Last week, New York Attorney General Eric Schneiderman announced that he would propose a new data security law in his state that would require companies to take increased safeguards for the protection of personal information. The bill, if passed, would broaden the scope of information that companies would be responsible for protecting, and would require stronger technical and physical security measures for protecting information. Specifically, the bill would apply to all entities doing business in New York that collect and store private information, and would require such entities to have reasonable security measures in place, including:
- Administrative safeguards to assess risks, train employees and maintain safeguards
- Technical safeguards to (i) identify risks in their respective network, software, and information processing, (ii) detect, prevent and respond to attacks, and (iii) regularly test and monitor systems controls and procedures
- Physical safeguards to have special disposal procedures, detection and response to intrusions, and protect the physical areas where information is stored
Under the law, entities that obtain annual, independent third-party audits and certifications showing compliance with the state’s data security requirements would receive for use in litigation a rebuttable presumption of having reasonable data security measures in place. To incentivize companies to adopt tougher data security measures, the new bill will also include a safe harbor provision for those companies who certify that they have implemented heightened data security standards. In order to qualify for the safe harbor, entities would be required to categorize their data systems based on the risk a data breach imposes on the data stored. An appropriate data security plan considering such risks and other factors would then need to be implemented and followed. If this standard is met, the entity would need to obtain a certification, though it is not clear yet from whom the certification would need to be obtained. Upon obtaining the certification, the entity would be granted the benefit of a safe harbor that may eliminate its liability entirely under the law. In addition, the proposed law would amend the state’s existing data breach notification law to include in the definition of “private information” the combination of an email address and password, the combination of an email address with a security question and answer, medical data, and health insurance information (entities are currently not required under the law to notify consumers of a breach of any of these types of information).

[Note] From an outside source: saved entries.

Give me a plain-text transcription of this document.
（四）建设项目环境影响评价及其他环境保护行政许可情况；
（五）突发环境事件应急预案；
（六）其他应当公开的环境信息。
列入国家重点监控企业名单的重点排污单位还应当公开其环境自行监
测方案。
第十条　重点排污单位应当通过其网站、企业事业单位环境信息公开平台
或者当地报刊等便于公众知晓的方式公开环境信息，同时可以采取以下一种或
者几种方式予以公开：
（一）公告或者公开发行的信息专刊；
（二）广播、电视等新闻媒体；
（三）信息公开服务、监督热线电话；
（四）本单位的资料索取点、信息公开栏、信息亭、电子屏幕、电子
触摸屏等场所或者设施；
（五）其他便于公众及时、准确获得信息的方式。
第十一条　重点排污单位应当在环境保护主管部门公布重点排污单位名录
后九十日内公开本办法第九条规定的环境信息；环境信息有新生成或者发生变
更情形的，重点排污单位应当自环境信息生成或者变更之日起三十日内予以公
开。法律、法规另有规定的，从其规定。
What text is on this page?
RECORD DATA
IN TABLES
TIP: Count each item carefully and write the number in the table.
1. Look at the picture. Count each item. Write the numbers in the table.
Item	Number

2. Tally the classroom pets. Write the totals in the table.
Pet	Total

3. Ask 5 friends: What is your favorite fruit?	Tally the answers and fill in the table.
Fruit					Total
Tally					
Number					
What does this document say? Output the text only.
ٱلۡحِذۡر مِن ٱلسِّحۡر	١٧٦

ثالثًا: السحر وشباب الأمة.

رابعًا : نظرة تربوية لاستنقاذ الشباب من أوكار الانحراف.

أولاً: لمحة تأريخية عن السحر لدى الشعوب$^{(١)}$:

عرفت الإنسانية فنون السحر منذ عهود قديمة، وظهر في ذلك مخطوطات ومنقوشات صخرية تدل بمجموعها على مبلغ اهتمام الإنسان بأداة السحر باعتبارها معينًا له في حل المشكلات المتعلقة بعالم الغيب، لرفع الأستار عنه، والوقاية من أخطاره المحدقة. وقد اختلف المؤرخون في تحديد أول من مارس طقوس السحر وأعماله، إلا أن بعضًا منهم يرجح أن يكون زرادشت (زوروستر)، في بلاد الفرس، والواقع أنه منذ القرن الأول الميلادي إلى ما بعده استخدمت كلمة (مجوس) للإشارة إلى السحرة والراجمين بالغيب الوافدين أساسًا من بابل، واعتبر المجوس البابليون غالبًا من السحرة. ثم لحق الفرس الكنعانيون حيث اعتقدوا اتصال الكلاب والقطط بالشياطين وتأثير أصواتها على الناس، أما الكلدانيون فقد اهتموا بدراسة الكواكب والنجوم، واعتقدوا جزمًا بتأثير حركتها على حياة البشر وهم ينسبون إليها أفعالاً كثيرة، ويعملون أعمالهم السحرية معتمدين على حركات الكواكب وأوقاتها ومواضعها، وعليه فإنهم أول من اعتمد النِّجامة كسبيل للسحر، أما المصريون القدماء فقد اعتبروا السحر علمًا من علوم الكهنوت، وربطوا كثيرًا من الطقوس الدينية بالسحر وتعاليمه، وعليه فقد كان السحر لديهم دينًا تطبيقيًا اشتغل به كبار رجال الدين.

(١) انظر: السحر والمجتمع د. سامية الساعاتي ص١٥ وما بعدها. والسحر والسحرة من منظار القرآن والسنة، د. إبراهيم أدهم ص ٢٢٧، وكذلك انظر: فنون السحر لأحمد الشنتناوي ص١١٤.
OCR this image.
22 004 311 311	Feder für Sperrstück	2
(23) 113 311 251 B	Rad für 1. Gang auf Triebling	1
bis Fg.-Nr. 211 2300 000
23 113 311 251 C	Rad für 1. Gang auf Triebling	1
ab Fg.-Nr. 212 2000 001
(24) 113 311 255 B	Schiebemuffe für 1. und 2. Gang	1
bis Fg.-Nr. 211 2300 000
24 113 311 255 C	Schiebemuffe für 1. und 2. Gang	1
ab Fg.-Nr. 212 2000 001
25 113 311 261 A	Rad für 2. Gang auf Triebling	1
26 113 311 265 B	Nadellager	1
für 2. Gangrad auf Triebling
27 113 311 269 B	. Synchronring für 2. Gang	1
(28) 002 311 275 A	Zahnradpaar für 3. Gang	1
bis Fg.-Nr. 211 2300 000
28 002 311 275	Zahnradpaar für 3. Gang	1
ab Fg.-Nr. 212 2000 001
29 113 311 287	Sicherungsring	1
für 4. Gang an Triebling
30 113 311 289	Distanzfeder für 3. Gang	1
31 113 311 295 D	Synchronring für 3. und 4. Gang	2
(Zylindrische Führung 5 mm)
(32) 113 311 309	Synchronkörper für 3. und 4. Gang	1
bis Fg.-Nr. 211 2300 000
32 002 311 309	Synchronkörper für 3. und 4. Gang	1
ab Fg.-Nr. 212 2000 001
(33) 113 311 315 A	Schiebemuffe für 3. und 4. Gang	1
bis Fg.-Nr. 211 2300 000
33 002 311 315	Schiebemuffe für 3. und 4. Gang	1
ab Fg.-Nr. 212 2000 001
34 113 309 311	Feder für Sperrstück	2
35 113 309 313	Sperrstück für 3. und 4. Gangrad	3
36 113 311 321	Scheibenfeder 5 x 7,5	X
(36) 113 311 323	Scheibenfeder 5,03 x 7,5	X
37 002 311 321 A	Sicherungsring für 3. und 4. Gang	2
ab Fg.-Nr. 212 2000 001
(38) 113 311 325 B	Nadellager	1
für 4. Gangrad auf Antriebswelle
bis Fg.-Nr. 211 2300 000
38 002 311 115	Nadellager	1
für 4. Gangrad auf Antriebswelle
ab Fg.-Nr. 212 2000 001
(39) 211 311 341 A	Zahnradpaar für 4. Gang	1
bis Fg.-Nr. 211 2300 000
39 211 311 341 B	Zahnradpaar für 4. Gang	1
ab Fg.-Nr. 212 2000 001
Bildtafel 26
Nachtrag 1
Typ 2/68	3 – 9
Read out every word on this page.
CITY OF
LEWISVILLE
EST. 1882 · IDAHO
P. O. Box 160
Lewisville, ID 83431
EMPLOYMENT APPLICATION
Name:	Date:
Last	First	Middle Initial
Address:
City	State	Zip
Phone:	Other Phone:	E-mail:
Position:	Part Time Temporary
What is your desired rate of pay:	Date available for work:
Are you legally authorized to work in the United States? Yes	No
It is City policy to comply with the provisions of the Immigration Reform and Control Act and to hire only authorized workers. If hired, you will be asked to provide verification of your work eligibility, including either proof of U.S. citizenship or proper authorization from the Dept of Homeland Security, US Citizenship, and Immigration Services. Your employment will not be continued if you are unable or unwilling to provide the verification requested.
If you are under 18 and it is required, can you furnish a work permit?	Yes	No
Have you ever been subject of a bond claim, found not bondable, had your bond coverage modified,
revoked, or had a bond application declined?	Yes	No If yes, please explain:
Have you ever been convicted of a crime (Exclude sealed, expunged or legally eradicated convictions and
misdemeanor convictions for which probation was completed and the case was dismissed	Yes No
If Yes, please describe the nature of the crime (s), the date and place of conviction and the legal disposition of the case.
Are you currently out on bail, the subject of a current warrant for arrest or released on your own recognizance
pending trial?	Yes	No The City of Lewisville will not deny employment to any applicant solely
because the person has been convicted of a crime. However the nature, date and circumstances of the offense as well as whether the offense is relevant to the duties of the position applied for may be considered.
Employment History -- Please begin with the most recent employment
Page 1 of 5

The attorney general shared his ambitious goal for the bill, saying that he envisions that the “new law will be the strongest, most comprehensive in the nation.” Citing the high number of data breaches last year, he said that he wanted New York’s law to serve as “a national model for data privacy and security.” While a copy of the proposed legislation is not yet publicly available, we envision that it will bear some similarities to Massachusetts’ Data Protection Regulations in that both set forth specific minimum standards that companies are required to take in connection with the safeguarding of personal information. We have previously covered some of the requirements under the Massachusetts Regulations here. With President Obama also pushing his own privacy and cybersecurity agenda, 2015 could potentially result in a drastic change in the privacy law landscape. We will be following these legislative developments closely.